1. Pensées et questionnements
La pluie battait doucement contre le toit, le tendre bruit ricochait sur les carreaux et le lambris de l’habitation, me berçant restée plongée dans la pénombre feutrée du petit matin. La délicatesse des draps l’appelle à prolonger cet instant.
Soudain, mon réveil posé sur la table de nuit émit des sons stridents et répétitifs des plus désagréables.
En grognant sans ménagement, j’enfouis ma tête sous mon oreiller dans l’espoir que le tintamarre disparaisse. Sans succès. J’esquisse un geste maladroit en direction du traitre hurleur, sans quitter ma tanière duveteuse. J’ai dû m’y reprendre à plusieurs reprises pour le trouver et lui asséner un coup plus fort que nécessaire afin de le faire taire à jamais.
Je soupirais d’aise à cette idée réconfortante avant que les deux neurones encore en activité dans mon cerveau me rappellent que cette notion est toute relative, puisqu’il sonnera de nouveau dans cinq minutes.
C’est en grognant une seconde fois que je me tournai sur le dos pour me frotter les yeux et m’efforçais de dénicher un chemin à ma conscience lointaine et embrumée, sans réel succès.
Comme pour me narguer, le réveil se remit à japper sans ménagement.
Énervée par l’odieux objet, je m’assis sur le lit en une fraction de seconde avant de lui couper la chique, pour toujours cette fois-ci. Du moins, jusqu’à demain. J’expirais de nouveau bruyamment en imaginant déjà la scène, très similaire à celle d’aujourd’hui.
Je suis sortie du lit sans aucune motivation pour enfiler mes vêtements : un jeans noir slim et un t-shirt à manche courte et à col V de couleur bleu-saphir, d’une simplicité efficace que j’apprécie. Je descendis les échelons de mon échelle pour me diriger vers la cuisine et préparer mon petit déjeuner. Rien de très original : des céréales et une pomme. J’essaie de mettre de l’ordre dans mes idées et d’organiser mentalement ma journée pour me réveiller. Le seul cours du jour est à 14 h, ils ont eu la générosité de nous accorder une dernière grasse-matinée avant le marathon qu’ils vont nous imposer durant les deux prochaines années.
Enfin, pour ceux qui ne travaillent pas, pour moi par contre cet élan de bienveillance était superflu. Mon supérieur, monsieur Thomas, a besoin d’aide au musée. En plus de me lever tôt, c’est pour effectuer des tâches purement bureautiques, loin de l’accueil des visiteurs que j’affectionne tant. C’est très rare qu’il fasse appel à moi en période de cours, mais le pauvre est à côté de ses pompes en ce moment. Il a confondu les numéros des semaines et pensait que je reprenais que la suivante. Par chance, nous avons réussi à trouver un arrangement. Heureusement, la reprise se fait en douceur avec seulement les cours magistraux et encore rien à réviser, donc je vais lui filer la main ce matin, m’obligeant à abandonner lâchement mon lit et mes doux rêves qui l’accompagnent. J’espère que mon supérieur retrouvera vite ses esprits, car je ne pourrais pas faire ça régulièrement.
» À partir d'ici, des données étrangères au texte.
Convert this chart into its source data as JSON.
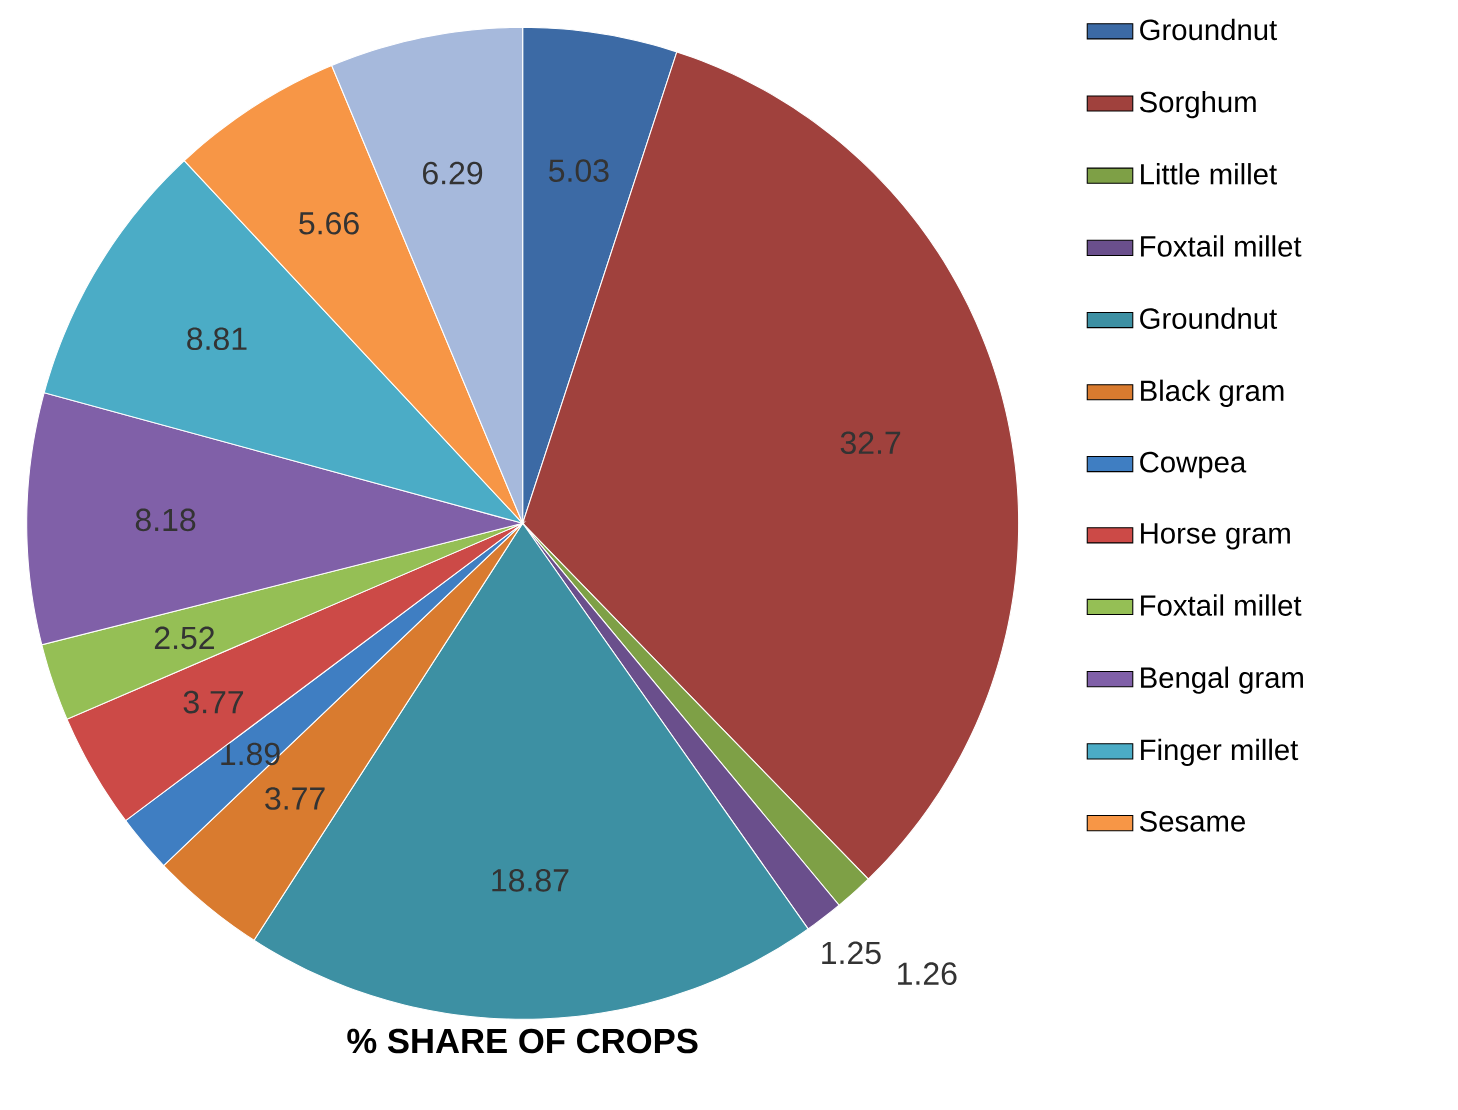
{
  "chart_data": {
    "type": "pie",
    "title": "% SHARE OF CROPS",
    "categories": [
      "Groundnut",
      "Sorghum",
      "Little millet",
      "Foxtail millet",
      "Groundnut",
      "Black gram",
      "Cowpea",
      "Horse gram",
      "Foxtail millet",
      "Bengal gram",
      "Finger millet",
      "Sesame",
      null
    ],
    "values": [
      5.03,
      32.7,
      1.26,
      1.25,
      18.87,
      3.77,
      1.89,
      3.77,
      2.52,
      8.18,
      8.81,
      5.66,
      6.29
    ],
    "colors": [
      "#3c6aa5",
      "#a0413d",
      "#7ea046",
      "#6a4f8c",
      "#3d90a3",
      "#d97b2f",
      "#3f7ec2",
      "#cc4a47",
      "#95bf55",
      "#8060a8",
      "#4bacc6",
      "#f79646",
      "#a6b9dc"
    ],
    "data_labels": true,
    "legend": "right"
  }
}
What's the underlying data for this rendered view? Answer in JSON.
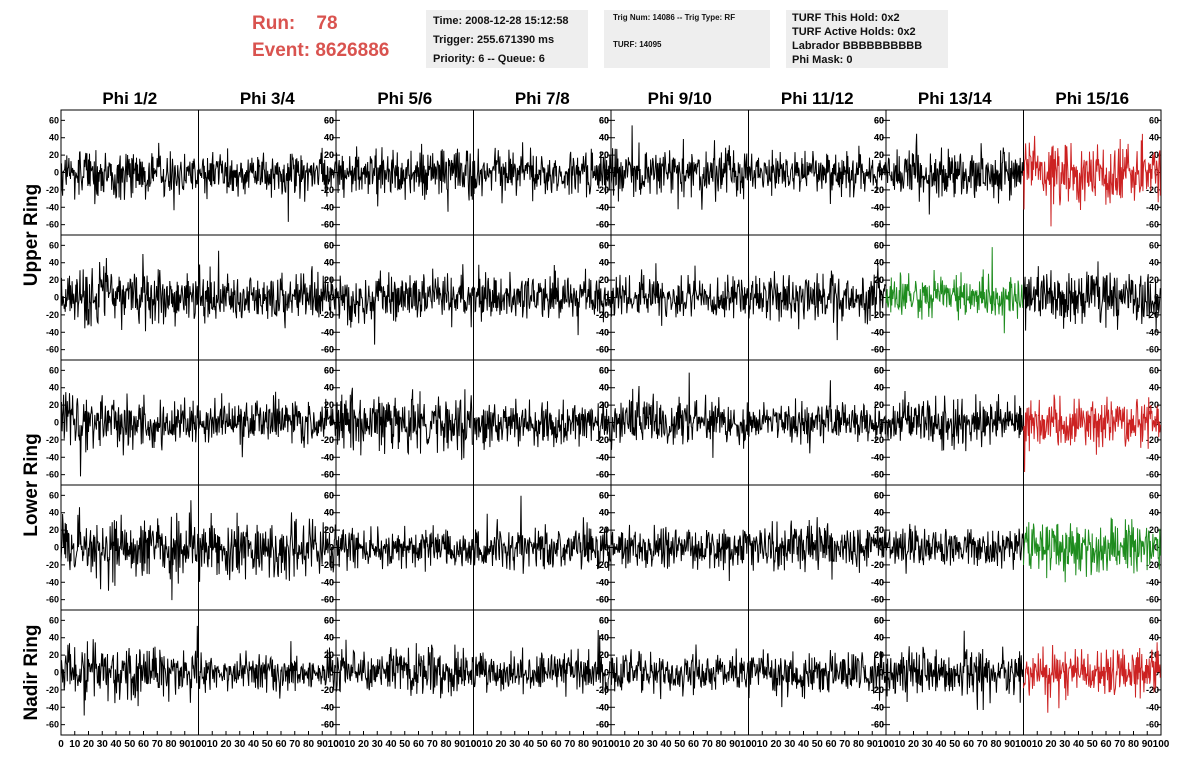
{
  "run_header": {
    "run_label": "Run:",
    "run_value": "78",
    "event_label": "Event:",
    "event_value": "8626886",
    "color": "#d9534f"
  },
  "info_panels": [
    [
      "Time: 2008-12-28 15:12:58",
      "Trigger: 255.671390 ms",
      "Priority: 6 -- Queue: 6"
    ],
    [
      "Trig Num: 14086 -- Trig Type: RF",
      "TURF: 14095"
    ],
    [
      "TURF This Hold: 0x2",
      "TURF Active Holds: 0x2",
      "Labrador BBBBBBBBBB",
      "Phi Mask: 0"
    ]
  ],
  "chart_data": {
    "type": "line",
    "layout": "grid",
    "columns": [
      "Phi 1/2",
      "Phi 3/4",
      "Phi 5/6",
      "Phi 7/8",
      "Phi 9/10",
      "Phi 11/12",
      "Phi 13/14",
      "Phi 15/16"
    ],
    "ring_labels": [
      {
        "label": "Upper Ring",
        "rows": [
          0,
          1
        ]
      },
      {
        "label": "Lower Ring",
        "rows": [
          2,
          3
        ]
      },
      {
        "label": "Nadir Ring",
        "rows": [
          4
        ]
      }
    ],
    "rows": 5,
    "ylim": [
      -65,
      65
    ],
    "yticks": [
      -60,
      -40,
      -20,
      0,
      20,
      40,
      60
    ],
    "xlim": [
      0,
      100
    ],
    "xticks": [
      0,
      10,
      20,
      30,
      40,
      50,
      60,
      70,
      80,
      90,
      100
    ],
    "samples_per_trace": 260,
    "trace_colors": {
      "normal": "#000000",
      "triggered": "#cc2222",
      "highlight": "#1e8c1e"
    },
    "trace_styles": [
      [
        "normal",
        "normal",
        "normal",
        "normal",
        "normal",
        "normal",
        "normal",
        "triggered"
      ],
      [
        "normal",
        "normal",
        "normal",
        "normal",
        "normal",
        "normal",
        "highlight",
        "normal"
      ],
      [
        "normal",
        "normal",
        "normal",
        "normal",
        "normal",
        "normal",
        "normal",
        "triggered"
      ],
      [
        "normal",
        "normal",
        "normal",
        "normal",
        "normal",
        "normal",
        "normal",
        "highlight"
      ],
      [
        "normal",
        "normal",
        "normal",
        "normal",
        "normal",
        "normal",
        "normal",
        "triggered"
      ]
    ],
    "noise_amplitude": [
      [
        14,
        12,
        14,
        13,
        14,
        11,
        14,
        18
      ],
      [
        15,
        13,
        13,
        12,
        12,
        13,
        12,
        15
      ],
      [
        15,
        12,
        16,
        13,
        13,
        11,
        14,
        14
      ],
      [
        16,
        17,
        12,
        13,
        11,
        12,
        11,
        15
      ],
      [
        15,
        11,
        13,
        11,
        11,
        12,
        13,
        13
      ]
    ]
  }
}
En me brossant les dents devant le miroir, je songe à son comportement étrange de ces derniers temps. Il est beaucoup plus stressé et mal à l’aise qu’à l’accoutumée, me rappelais-je. J’espère que tout va bien pour lui. La jeune femme en face de moi haussa un sourcil brun, comme pour me faire comprendre que je connaissais déjà la réponse : bien sûr que non, sinon il ne laisserait rien paraitre dans sa conduite, surtout au travail. Tout en peignant mes cheveux mi-longs, je me questionnais sur les raisons qui pourraient le pousser mon supérieur changer ainsi son attitude. J’attachais mes boucles en pensant que c’était peut-être familial. Mais, il n'est pas marié ni en couple et ne souhaitait pas changer ce point. Je me frottais les joues énergiquement avec mon savon doux pour le visage. La personne qui me fixait de ses yeux marron se retrouva avec la peau moussue, encore plus blanche que d’ordinaire. Avec ses sourcils froncés par une intense réflexion, cela lui donne un air froid et distant qui ne lui sied pas, cela ne me rassure pas. Je cherchais toujours une explication tangible au problème de monsieur Thomas quand je tamponnais délicatement la serviette sur mon visage : une dispute entre amis ? Une théorie que j’eus le temps de développer lorsque j’étalais ma crème sur ma figure en décidant que cela ne me regardait pas et qu’il était assez grand pour gérer ses problèmes seul. La demoiselle semblait plus réveillée et présentable. Elle m’a même souri avant que je m’éloigne d’elle. Je ne l’en aurais jamais cru capable.